#00-04
"Consumer Response to Changes in Credit Supply: Evidence from Credit Card Data"
David B. Gross and Nicholas S. Souleles, February 4, 2000

Abstract: This paper utilizes a unique new data set on credit card accounts to analyze how people respond to changes in credit supply. The data consist of a panel of several hundred thousand individual credit card accounts followed monthly for 24-36 months, from several different card issuers, with associated credit bureau data. We estimate the dynamic effects of changes in the credit limit and in interest rates, and consider the ability of different models of consumption and saving to rationalize these effects.

We find that increases in credit limits generate an immediate and significant rise in debt. This response is sharpest for people starting near their limit, providing evidence that liquidity constraints are binding. However, even people starting well below their limit significantly respond. We show this result is consistent with conventional models of precautionary savings. Nonetheless there are other results that conventional models cannot easily explain, such as the fact that many credit card borrowers simultaneously hold other low yielding assets. Unlike most other studies, we also find strong effects from changes in account-specific interest rates.

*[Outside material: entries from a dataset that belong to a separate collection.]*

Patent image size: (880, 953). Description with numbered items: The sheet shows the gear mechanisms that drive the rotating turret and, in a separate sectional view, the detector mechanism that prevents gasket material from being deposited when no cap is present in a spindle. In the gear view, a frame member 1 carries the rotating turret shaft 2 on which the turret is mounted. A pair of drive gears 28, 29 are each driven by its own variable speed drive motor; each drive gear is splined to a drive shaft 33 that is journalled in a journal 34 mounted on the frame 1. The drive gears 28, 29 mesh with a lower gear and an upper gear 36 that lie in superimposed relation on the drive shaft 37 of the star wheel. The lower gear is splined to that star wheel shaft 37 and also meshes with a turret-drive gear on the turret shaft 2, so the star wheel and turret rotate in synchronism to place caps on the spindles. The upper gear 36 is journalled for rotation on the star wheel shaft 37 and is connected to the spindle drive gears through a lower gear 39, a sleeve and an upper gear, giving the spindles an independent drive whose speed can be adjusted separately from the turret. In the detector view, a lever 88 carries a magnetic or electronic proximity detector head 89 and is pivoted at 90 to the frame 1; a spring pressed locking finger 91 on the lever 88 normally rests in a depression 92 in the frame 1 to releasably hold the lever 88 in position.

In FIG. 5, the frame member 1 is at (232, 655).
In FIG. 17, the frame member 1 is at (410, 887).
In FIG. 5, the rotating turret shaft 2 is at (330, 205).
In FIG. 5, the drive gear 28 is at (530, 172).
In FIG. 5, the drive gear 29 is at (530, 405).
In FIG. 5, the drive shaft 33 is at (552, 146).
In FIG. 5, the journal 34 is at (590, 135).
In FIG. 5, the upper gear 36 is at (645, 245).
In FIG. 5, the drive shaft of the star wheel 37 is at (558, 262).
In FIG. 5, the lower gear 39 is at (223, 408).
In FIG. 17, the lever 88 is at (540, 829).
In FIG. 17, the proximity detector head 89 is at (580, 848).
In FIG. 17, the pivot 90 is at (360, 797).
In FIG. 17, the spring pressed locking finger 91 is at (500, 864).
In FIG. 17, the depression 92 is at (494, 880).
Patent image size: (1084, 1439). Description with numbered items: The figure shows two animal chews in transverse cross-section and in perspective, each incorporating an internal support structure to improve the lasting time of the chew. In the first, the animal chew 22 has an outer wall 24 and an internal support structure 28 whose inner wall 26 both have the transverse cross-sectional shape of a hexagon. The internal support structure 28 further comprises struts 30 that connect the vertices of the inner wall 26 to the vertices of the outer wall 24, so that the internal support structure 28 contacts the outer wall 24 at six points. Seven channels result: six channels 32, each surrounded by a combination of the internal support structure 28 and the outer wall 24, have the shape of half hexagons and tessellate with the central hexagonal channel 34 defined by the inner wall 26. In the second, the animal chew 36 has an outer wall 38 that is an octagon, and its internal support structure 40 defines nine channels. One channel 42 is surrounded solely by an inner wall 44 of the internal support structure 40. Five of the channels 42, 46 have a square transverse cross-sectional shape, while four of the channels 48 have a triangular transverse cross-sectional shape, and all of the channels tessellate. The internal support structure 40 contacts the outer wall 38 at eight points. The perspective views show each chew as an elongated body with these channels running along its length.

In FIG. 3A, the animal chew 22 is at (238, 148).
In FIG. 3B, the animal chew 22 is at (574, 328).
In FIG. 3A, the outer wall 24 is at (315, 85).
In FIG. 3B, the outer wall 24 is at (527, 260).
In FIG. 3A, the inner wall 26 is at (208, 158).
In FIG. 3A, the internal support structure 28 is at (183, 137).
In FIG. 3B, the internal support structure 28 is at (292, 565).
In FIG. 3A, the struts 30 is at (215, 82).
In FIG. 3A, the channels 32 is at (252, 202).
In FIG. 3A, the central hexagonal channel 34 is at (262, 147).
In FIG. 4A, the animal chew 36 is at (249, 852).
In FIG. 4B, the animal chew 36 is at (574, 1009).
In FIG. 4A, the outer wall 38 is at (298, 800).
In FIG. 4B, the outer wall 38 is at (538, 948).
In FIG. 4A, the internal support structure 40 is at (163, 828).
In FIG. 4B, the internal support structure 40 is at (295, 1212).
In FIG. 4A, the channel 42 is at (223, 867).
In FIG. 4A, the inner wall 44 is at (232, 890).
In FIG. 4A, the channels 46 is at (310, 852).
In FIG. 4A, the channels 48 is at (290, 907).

Debt is particularly sensitive to large declines in interest rates, which can explain the widespread use of teaser rates. The long-run elasticity of debt to the interest rate is about -1.3. Less than half of this elasticity represents balance-switching across cards, with most reflecting net changes in total borrowing. Overall, the results imply that the consumer plays a potentially important role in the transmission of monetary policy and other credit shocks.

Keywords: liquidity constraints, precautionary saving, intertemporal elasticity of substitution; consumer credit, credit cards; monetary policy, credit supply, credit channel.